A few years ago I attended a patient review panel in which patients were given the opportunity to work with Mental Health professionals to better the service we were a part of. It was an interesting couple of days and was great to hear the different views of patients and caregivers. Everyone was given a voice, whether they had a mental illness or not. It was an empowering experience.
It is however a sad state of affairs that not much of the things discussed were implemented. Things that a sample group of patients had suggested, as well as things that people working with them everyday had suggested.
One of the terms that I came up with during the two days was ’10 minutes not 10mg’. It was based around the concept that during my stays in an inpatient unit, whenever I was distressed I was offered 10mg of valium, where sometimes talking for 10 minutes would help to diffuse the situation. Don’t get me wrong, I’m not naive, I know that not all distressing situations can be calmed down with talking. There are times when medication may be the only answer.
I was hoping that through those simple words, it would mean that medication was a last resort, instead of the first port of call. Mental Health facilities are so concerned about habit forming activities, and yet hand out medications before talking about what is causing the need for the medication. Not all workers take this route, but a good majority do. A practice that patients become accustomed to, but has to stop once they are no longer an inpatient.
On my first admission to an adult unit, it was all a bit surreal. I was stuck in my own head and didn’t notice much else around me. I did what I needed to do to get through. My first night ended with me being placed in the High Dependency Unit with enough valium to knock me out for 12 hours.
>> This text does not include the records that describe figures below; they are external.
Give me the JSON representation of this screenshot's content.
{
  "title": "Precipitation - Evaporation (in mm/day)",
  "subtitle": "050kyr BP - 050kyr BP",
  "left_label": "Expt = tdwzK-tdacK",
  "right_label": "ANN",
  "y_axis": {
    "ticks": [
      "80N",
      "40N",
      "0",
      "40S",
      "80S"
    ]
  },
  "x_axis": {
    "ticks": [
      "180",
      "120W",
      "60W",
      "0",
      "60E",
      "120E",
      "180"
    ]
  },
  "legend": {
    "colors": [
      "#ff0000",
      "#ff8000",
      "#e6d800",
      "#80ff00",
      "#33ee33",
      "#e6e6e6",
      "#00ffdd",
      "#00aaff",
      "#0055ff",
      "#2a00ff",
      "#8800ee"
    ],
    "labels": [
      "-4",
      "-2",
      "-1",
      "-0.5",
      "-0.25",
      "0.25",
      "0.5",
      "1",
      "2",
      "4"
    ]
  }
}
Something that could have been avoided.
I wasn’t resisting, hell I wasn’t even being disruptive. I was simply camping on my floor because I felt safer. Something that I had been doing for months prior to my admission. I had my light on and was scribbling away in my journal. I was in a room on my own and had my door closed. I wasn’t disturbing anyone.
When the nurse came to do her nightly round, she discovered me and asked what I was doing. I said that I was getting rid of the thoughts out of my head. I have no recollection now of what exactly those thoughts were. I do know however, that the nurse did not ask what was going on, how I was feeling, or if she could offer any assistance. It was simply decided that I needed to be medicated and because I refused, I was considered a nuisance. I was already doing my own 10 minutes but it was decided for me that 10mg was needed instead.
I sometimes think that talking it out is underrated, both by patients and staff. The public units are so understaffed and over populated that the nurses just don’t have the time to sit and talk it out. I understand that not everything can be dealt with in talk therapy, but in the same train of thought, many people also don’t respond well to medication. So a more tailored treatment is needed, treatment that can’t be achieved because there aren’t enough staff to administer it.
Do you think that more people would benefit from being offered 10 minutes before 10mg?